Area, Scalar Curvature, and Hyperbolic 3-Manifolds

TL;DR

This paper establishes lower bounds for the areas of stable minimal surfaces in certain hyperbolic 3-manifolds with scalar curvature constraints, and shows the hyperbolic metric uniquely maximizes a minimal surface counting functional.

Contribution

It provides new area bounds for minimal surfaces and proves the hyperbolic metric uniquely maximizes a minimal surface functional among metrics with scalar curvature ≥ -6.

Findings

Lower bounds for areas of stable minimal surfaces in hyperbolic 3-manifolds.

The hyperbolic metric uniquely maximizes the Calegari-Marques-Neves functional.

Proofs utilize Ricci flow with surgery.

Abstract

Let $M$ be a closed hyperbolic 3-manifold that admits no infinitesimal conformally-flat deformations.
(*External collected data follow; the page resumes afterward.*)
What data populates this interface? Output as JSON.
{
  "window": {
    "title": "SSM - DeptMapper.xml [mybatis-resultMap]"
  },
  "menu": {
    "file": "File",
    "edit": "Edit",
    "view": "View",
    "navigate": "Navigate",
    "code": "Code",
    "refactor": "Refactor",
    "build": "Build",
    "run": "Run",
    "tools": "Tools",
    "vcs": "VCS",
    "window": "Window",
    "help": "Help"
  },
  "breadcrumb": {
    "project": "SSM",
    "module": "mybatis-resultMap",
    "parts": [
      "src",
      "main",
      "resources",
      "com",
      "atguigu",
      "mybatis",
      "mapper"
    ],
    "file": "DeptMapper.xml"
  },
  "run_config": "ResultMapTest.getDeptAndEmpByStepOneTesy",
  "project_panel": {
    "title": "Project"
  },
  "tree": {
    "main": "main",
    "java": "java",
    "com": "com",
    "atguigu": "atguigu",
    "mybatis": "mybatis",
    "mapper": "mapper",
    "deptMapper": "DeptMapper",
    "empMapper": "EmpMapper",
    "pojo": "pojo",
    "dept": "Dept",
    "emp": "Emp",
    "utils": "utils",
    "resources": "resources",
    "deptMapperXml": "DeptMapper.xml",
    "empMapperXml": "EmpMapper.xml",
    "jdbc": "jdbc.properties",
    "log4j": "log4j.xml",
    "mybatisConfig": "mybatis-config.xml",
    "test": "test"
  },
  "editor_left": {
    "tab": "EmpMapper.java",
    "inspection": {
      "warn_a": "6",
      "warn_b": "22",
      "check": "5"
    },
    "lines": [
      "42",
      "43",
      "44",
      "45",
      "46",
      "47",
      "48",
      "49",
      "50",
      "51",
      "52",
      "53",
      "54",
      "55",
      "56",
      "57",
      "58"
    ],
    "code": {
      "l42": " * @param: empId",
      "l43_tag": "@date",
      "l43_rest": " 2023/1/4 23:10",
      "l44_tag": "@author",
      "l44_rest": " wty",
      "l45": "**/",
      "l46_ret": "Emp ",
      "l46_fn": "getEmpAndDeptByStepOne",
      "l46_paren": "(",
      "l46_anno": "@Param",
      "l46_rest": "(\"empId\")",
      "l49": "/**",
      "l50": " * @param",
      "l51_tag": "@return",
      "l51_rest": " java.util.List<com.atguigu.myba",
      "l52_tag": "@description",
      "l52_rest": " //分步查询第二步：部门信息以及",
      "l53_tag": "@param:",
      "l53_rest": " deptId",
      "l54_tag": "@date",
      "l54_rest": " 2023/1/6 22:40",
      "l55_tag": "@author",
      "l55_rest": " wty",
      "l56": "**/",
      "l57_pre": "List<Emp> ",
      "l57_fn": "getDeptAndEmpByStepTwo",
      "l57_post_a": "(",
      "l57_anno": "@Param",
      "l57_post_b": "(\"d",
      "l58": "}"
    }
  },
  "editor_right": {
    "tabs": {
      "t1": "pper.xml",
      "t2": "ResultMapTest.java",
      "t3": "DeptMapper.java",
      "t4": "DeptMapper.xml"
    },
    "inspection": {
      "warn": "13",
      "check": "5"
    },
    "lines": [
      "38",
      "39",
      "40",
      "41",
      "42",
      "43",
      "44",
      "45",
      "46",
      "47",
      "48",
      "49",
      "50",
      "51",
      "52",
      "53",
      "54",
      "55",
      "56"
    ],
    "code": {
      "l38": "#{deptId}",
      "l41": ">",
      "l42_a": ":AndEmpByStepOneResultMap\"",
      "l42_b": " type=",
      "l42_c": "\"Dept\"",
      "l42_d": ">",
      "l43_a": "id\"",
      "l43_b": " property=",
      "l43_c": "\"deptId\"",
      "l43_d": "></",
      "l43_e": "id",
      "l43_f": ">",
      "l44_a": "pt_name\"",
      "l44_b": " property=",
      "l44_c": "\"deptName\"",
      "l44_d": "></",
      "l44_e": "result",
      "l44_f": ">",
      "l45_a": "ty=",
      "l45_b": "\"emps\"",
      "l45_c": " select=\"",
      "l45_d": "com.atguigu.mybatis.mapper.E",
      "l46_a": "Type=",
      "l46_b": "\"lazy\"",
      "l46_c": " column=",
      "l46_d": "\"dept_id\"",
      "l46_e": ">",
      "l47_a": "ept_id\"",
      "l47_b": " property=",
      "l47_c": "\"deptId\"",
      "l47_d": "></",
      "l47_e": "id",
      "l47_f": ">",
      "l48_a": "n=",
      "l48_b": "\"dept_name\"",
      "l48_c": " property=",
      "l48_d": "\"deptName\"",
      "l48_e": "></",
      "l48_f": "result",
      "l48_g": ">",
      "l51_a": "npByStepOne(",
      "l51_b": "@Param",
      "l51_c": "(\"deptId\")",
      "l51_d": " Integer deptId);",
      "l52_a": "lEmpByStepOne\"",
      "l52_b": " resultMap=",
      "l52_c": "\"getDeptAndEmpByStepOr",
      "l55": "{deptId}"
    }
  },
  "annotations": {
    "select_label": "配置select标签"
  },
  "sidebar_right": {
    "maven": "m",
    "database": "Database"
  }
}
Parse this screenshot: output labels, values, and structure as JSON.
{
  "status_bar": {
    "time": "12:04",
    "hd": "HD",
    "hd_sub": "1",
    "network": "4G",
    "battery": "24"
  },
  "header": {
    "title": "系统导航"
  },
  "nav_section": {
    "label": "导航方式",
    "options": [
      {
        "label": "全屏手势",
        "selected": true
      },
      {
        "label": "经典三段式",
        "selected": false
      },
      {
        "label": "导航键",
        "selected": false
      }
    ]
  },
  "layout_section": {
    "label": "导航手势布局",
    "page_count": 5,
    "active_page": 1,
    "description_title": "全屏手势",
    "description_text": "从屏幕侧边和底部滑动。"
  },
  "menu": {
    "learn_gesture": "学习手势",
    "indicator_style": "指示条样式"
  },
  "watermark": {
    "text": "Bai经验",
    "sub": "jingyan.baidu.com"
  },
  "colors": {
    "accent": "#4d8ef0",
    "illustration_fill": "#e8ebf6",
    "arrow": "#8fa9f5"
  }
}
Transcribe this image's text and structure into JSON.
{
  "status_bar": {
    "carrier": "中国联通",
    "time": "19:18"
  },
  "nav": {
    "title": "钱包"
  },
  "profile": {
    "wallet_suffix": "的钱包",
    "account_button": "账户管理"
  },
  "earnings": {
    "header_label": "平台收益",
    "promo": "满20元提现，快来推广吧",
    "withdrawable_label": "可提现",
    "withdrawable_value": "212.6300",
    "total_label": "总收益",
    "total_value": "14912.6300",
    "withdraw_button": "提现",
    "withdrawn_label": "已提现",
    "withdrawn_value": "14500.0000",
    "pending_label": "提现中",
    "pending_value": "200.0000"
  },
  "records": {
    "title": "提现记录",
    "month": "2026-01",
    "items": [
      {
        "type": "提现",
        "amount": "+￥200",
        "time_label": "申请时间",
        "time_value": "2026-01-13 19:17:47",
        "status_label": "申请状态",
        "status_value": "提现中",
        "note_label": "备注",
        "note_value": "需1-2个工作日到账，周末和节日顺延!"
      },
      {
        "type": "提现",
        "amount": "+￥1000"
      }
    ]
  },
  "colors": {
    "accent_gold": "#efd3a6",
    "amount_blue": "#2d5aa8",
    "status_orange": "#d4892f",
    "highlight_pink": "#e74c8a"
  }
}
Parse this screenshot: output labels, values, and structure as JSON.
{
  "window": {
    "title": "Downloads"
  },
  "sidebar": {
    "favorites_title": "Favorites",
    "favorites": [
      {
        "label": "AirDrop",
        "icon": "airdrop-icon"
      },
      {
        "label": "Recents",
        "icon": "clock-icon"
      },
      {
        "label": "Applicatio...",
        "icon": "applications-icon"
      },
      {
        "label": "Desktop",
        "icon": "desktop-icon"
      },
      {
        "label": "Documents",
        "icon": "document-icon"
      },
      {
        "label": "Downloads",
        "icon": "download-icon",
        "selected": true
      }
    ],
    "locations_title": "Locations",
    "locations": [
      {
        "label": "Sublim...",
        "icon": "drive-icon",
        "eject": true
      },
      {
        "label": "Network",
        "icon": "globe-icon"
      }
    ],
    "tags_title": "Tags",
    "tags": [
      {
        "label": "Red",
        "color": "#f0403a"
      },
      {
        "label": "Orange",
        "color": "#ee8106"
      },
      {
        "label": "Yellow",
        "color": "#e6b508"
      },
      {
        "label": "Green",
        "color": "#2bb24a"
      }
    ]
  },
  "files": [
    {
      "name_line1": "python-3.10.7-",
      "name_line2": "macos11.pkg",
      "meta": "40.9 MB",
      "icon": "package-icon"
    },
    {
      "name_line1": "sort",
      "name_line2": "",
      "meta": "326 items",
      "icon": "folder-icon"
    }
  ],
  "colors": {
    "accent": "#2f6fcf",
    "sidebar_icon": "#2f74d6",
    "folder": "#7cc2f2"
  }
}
Examples of such manifolds were constructed by Kapovich. Then if $g$ is a Riemannian metric on $M$ with scalar curvature greater than or equal to $-6$, we find lower bounds for the areas of stable immersed minimal surfaces $\Sigma$ in $M$. Our bounds improve the closer $\Sigma$ is to being homotopic to a totally geodesic surface in the hyperbolic metric. We also consider a functional introduced by Calegari-Marques-Neves that is defined by an asymptotic count of minimal surfaces in $(M,g)$. We show this functional to be uniquely maximized, over all metrics of scalar curvature greater than or equal to $-6$, by the hyperbolic metric. Our proofs use the Ricci flow with surgery.